Junts appelle à durcir les exigences pour l'octroi de autorisations parentales pour les travailleurs migrants temporaires
Madrid 4 (Migrant.es) –
Junts s'est inscrit au Congrès des députés une proposition non-law (PNL) pour laquelle le gouvernement exhorte à durcir les exigences pour accorder des permis parentaux pour les travailleurs migrants temporaires.
En ce sens, grâce à l'initiative, dirigée par le député Isidre Gavín, Junts veut renforcer les mécanismes de contrôle et de validation documentaire dans l'octroi de permis de paternité pour les travailleurs migrants temporaires. L'objectif, selon la formation, est d'éviter la fraude dans la perception de cet avantage, ce qui ajoute qu'il peut atteindre 7 000 euros à la demande et s'assurer que l'aide remplit son objectif: « Le contact effectif entre le père et le fils nouveau-né. »
De même, les appels de formation pour se conformer aux réglementations actuelles et, si nécessaire, le modifient « pour introduire plus de garanties de transparence et de vérification ».
Plus précisément, la proposition propose de modifier l'article 30.2 du décret royal régulant les avantages économiques du système de sécurité sociale pour la maternité, la paternité, le risque pendant la grossesse et le risque pendant l'allaitement.

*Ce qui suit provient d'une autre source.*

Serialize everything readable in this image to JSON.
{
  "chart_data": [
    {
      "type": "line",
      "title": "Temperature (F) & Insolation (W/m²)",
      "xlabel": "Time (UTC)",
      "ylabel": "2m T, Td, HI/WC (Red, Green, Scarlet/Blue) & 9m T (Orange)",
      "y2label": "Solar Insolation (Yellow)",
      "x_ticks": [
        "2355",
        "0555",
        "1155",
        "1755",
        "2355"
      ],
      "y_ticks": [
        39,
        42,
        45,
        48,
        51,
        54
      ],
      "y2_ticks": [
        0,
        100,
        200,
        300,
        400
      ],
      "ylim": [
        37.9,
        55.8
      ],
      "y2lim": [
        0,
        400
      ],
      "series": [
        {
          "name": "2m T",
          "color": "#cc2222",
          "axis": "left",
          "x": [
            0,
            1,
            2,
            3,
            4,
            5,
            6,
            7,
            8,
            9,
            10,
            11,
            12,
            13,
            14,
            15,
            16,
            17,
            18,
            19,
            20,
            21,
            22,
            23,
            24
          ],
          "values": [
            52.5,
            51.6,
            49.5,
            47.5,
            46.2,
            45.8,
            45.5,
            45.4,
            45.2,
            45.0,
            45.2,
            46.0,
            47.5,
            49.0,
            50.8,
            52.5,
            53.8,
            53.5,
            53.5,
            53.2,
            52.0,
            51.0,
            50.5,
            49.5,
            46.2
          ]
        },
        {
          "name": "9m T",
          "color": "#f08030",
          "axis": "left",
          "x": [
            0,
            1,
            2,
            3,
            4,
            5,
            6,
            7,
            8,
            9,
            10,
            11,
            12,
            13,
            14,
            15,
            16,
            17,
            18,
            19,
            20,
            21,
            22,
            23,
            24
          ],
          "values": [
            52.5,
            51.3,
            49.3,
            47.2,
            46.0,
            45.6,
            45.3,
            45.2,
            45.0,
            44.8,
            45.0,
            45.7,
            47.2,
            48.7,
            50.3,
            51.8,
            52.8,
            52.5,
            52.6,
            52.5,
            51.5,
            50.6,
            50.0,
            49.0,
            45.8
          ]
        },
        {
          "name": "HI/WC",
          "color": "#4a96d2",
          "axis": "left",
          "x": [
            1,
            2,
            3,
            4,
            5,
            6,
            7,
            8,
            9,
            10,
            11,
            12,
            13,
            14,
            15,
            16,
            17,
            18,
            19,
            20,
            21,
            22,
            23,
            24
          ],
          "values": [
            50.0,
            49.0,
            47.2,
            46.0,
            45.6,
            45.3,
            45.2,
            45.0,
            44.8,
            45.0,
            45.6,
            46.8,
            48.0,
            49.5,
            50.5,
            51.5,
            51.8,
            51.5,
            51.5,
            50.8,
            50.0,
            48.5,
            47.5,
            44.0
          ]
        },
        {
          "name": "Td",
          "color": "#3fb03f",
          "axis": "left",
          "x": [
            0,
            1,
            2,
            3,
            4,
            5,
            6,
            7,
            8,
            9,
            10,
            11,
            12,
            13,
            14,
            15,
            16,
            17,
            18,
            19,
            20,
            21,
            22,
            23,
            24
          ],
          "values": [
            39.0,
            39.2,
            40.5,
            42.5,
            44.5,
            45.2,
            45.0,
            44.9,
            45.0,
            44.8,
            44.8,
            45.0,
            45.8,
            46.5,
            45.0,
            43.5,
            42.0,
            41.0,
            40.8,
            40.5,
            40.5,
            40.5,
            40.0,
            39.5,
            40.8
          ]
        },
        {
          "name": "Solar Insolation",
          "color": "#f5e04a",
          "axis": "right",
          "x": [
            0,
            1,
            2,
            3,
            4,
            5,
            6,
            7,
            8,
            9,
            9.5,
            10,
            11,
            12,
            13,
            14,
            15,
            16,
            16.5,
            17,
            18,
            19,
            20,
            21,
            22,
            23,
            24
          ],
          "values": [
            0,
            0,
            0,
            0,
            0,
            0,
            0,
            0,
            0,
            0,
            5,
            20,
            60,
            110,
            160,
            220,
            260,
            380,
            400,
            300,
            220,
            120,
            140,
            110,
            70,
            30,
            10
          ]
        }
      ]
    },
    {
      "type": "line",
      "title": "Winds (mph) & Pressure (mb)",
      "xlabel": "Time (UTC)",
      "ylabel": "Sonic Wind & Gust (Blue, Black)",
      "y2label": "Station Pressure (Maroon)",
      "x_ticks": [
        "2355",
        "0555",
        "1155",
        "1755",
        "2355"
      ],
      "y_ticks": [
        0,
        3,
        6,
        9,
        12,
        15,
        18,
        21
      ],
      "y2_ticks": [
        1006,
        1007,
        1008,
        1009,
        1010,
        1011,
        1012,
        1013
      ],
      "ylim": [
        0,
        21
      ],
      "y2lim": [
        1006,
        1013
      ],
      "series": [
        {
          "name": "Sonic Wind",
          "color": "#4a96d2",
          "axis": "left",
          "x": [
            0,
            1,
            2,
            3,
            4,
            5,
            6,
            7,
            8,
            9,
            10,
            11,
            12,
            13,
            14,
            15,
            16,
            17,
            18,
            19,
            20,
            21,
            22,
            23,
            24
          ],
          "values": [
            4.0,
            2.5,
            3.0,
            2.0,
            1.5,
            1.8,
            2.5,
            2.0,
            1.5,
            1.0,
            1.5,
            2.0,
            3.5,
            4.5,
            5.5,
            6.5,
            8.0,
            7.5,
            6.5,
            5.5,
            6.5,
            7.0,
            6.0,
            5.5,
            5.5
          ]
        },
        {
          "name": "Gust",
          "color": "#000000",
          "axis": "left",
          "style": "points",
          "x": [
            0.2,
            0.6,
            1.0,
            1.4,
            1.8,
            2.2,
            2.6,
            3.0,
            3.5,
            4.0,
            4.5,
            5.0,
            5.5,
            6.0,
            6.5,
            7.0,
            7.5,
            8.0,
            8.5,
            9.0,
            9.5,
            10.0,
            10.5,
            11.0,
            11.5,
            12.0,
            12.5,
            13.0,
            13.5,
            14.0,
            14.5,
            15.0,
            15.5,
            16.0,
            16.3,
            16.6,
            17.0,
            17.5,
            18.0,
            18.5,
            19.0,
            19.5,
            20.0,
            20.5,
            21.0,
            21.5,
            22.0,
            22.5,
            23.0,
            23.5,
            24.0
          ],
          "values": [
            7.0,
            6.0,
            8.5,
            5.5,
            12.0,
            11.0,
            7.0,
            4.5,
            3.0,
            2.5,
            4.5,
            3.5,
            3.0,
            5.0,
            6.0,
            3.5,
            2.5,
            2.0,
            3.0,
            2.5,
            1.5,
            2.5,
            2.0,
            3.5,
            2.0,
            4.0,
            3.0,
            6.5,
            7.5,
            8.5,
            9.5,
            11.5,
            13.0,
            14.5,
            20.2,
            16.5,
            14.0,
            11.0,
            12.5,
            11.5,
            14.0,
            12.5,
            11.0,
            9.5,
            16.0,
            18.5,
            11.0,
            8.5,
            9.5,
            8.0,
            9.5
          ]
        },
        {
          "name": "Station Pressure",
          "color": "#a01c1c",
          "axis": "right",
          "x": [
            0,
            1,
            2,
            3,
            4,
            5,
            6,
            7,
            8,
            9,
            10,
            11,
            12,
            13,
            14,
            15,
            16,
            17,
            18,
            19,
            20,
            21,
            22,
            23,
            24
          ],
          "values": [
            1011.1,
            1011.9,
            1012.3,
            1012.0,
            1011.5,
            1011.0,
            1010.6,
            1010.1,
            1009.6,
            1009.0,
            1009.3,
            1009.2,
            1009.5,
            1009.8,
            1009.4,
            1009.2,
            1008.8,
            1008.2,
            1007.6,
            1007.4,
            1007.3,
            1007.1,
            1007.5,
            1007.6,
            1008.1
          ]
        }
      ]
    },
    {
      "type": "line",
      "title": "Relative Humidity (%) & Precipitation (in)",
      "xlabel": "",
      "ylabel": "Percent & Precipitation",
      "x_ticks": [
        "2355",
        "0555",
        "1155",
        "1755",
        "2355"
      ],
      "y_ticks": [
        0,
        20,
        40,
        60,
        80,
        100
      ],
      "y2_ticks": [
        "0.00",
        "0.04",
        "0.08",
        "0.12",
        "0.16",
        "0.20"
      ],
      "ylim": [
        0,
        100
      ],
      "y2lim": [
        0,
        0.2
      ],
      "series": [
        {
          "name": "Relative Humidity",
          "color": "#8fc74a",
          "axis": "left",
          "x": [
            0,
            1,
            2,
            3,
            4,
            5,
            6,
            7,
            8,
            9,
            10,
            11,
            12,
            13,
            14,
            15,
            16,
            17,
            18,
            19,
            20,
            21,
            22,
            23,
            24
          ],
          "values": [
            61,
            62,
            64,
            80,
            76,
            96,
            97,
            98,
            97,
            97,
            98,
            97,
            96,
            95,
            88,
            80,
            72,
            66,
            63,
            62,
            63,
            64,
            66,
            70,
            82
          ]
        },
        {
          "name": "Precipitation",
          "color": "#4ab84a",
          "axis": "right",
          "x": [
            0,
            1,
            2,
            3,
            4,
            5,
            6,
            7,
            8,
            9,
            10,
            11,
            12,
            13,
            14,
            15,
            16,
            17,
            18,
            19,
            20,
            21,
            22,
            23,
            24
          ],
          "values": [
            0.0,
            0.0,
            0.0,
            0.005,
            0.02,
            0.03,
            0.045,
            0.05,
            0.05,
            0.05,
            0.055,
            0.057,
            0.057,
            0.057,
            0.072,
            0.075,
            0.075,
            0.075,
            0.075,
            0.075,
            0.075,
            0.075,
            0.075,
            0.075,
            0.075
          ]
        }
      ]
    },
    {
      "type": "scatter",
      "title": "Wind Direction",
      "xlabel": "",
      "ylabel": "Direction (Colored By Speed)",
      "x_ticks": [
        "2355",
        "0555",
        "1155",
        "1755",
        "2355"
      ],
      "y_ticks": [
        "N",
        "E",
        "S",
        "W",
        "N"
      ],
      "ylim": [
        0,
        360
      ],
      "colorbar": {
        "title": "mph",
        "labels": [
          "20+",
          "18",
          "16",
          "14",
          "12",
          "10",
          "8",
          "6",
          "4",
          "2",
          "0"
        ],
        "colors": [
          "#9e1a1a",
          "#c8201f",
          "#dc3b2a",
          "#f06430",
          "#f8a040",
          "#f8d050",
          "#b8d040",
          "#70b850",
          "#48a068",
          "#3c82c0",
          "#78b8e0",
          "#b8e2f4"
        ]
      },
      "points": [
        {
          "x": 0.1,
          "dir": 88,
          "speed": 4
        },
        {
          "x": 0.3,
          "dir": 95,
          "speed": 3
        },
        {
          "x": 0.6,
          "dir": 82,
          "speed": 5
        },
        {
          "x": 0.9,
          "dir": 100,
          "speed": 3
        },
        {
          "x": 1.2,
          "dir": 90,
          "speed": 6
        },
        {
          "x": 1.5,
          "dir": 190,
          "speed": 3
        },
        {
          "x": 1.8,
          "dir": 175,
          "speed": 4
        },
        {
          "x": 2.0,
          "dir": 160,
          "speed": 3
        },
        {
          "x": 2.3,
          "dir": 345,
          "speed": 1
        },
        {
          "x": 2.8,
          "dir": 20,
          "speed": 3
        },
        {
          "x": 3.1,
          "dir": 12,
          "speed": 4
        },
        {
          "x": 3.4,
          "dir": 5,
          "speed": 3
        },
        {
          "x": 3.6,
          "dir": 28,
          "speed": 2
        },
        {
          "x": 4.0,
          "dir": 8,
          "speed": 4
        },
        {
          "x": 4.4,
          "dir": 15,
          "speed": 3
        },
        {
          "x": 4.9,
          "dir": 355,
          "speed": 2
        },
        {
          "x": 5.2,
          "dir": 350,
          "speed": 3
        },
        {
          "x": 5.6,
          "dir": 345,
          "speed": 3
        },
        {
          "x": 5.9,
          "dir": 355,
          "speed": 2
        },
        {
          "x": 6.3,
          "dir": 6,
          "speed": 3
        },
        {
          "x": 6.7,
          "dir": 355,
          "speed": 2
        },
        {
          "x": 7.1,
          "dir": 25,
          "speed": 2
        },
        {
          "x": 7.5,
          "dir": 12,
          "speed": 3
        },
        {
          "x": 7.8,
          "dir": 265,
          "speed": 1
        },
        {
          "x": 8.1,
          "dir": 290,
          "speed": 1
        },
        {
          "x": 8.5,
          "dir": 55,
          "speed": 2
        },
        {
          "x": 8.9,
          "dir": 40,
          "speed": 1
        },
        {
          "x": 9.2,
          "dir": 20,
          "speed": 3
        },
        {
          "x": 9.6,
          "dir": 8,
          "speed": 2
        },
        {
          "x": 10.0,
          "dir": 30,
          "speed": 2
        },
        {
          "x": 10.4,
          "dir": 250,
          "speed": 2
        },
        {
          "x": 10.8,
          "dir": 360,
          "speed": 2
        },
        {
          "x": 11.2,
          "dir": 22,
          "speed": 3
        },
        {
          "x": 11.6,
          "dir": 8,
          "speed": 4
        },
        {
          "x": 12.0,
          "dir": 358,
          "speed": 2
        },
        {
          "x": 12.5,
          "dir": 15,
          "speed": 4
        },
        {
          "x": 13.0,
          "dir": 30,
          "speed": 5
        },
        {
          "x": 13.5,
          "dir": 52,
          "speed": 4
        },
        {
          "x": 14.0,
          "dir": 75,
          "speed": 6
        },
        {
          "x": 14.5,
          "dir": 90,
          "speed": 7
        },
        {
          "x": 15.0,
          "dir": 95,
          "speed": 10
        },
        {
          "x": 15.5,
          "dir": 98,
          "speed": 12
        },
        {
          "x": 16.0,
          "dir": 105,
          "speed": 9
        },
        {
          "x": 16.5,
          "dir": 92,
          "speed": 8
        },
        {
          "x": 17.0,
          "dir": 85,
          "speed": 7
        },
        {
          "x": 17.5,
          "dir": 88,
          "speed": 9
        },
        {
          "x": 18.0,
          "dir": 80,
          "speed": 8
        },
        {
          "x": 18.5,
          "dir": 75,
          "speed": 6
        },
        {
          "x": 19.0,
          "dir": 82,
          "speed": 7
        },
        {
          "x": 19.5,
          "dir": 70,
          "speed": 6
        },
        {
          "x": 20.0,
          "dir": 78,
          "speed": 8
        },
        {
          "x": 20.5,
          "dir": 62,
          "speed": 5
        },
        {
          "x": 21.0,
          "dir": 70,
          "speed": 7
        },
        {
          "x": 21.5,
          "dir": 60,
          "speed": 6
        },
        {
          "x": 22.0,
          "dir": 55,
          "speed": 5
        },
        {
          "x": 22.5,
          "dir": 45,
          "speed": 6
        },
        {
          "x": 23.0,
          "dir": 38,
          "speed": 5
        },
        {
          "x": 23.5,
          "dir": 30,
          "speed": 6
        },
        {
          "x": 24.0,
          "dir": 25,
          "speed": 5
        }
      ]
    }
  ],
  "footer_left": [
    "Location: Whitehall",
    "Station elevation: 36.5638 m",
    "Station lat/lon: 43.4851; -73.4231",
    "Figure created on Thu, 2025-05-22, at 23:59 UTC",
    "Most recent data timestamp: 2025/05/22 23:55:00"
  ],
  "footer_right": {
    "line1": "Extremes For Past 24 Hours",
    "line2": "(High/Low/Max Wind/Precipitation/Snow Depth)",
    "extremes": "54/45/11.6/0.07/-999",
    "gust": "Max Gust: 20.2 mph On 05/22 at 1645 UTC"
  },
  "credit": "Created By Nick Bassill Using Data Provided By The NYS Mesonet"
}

Ainsi, Junts souhaite renforcer les exigences de documentation lorsque la naissance a eu lieu en dehors de l'État. Cela comprend l'obligation de présenter des certificats de naissance, d'arrivée et de séjour, tous validés par le consulat ou l'ambassade espagnol correspondant, et avec des délais stricts: la personne doit se présenter devant l'autorité consulaire dans un maximum de 15 jours après la naissance et fournir une preuve de permanence avant de réincorporer le travail.
En cas de violation des exigences, la proposition établit la révocation de la prestation et le rendement complet des montants reçus. On s'attend également à ce que les entreprises puissent intenter des actions en justice si un dommage économique provenait d'un creux frauduleux.
En outre, Junts se souvient que la proposition est née après que les principales entités du secteur agricole ont alerté la «mauvaise utilisation» de ce bénéfice par certains travailleurs étrangers embauchés pour des campagnes fruitières.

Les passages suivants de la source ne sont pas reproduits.